After many dreams of success and many conflicts betwixt prudence and ambition, when I was but seven years old, Papa departed for Labrador to establish a whale fishery amongst the Esquimaux Indians there, believing he could civilize them and teach them the necessary skills that would eventually make British America’s whaling industry topple that of Greenland, its greatest rival. It turned out to be a double farewell, for my elder brother, John, was sent off to Italy at the same time, apprenticed to a mercantile house in Leghorn.

My parents corresponded as frequently as practicable. At first, their letters were full of fondness, even ardor, for each other, as well as Mother’s fears for Papa’s health and safety, and his repeated tender assurances that all was well and that he missed his adoring family dreadfully. He would return to England even wealthier; as triumphant for himself as for the economy of king and country; and every day would be a holiday under the Darby roof. But gradually, the tone of his letters began to change. Warm affection was supplanted by a civil cordiality, as if he now wrote from duty, rather than desire.

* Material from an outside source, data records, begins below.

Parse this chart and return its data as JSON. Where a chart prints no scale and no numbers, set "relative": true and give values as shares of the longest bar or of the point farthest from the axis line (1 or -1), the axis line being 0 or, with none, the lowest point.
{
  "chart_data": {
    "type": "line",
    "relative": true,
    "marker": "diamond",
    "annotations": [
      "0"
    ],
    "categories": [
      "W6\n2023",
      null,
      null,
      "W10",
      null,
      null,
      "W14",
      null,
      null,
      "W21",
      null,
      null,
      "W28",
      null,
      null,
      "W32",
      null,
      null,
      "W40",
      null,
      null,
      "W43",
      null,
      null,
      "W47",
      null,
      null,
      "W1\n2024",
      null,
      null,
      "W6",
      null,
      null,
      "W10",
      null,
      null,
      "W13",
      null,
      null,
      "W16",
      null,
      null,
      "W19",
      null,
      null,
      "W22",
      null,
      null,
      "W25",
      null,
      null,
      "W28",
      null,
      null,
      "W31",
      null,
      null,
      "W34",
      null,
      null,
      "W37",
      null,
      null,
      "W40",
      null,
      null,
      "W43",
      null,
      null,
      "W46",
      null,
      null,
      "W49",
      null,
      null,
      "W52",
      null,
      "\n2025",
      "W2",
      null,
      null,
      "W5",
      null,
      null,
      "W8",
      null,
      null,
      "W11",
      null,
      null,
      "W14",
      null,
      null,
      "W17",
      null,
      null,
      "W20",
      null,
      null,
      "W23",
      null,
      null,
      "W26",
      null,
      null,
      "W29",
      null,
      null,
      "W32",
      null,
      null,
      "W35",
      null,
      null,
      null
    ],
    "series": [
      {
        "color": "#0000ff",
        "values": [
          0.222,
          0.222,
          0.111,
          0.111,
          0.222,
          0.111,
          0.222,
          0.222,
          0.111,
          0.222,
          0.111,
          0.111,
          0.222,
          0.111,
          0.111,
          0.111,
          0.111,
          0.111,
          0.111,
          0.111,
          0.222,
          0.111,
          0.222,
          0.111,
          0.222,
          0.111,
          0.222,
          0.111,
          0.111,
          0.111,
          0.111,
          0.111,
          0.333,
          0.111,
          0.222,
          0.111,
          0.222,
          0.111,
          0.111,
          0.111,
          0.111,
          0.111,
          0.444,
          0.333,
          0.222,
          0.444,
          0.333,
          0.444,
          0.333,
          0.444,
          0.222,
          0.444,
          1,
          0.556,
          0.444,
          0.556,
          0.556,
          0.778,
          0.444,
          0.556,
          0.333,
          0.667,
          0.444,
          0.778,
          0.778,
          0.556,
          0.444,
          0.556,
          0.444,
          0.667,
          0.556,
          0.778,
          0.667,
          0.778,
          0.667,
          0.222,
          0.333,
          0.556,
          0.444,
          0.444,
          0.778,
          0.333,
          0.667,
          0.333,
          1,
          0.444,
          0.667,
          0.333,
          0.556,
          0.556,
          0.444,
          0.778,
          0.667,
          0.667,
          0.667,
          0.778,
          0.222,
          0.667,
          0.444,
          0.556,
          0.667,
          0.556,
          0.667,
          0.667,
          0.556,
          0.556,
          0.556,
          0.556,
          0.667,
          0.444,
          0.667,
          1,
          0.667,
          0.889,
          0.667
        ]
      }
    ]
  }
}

My mother felt the change, and her affliction was infinite.

“Why did I not conquer my fears?” she lamented to me, as she pressed my auburn curls to her bosom. “Why did I let my own timidity divide me from the very man to whom I pledged myself, body and soul, and consigned my fortunes?”

At length, a total silence of several months awoke my mother’s mind to the sorrows of neglect, the torture of compunction. “Has he forsaken us for my trepidation?” she would worry aloud.

And then, one horrible day, the penny dropped.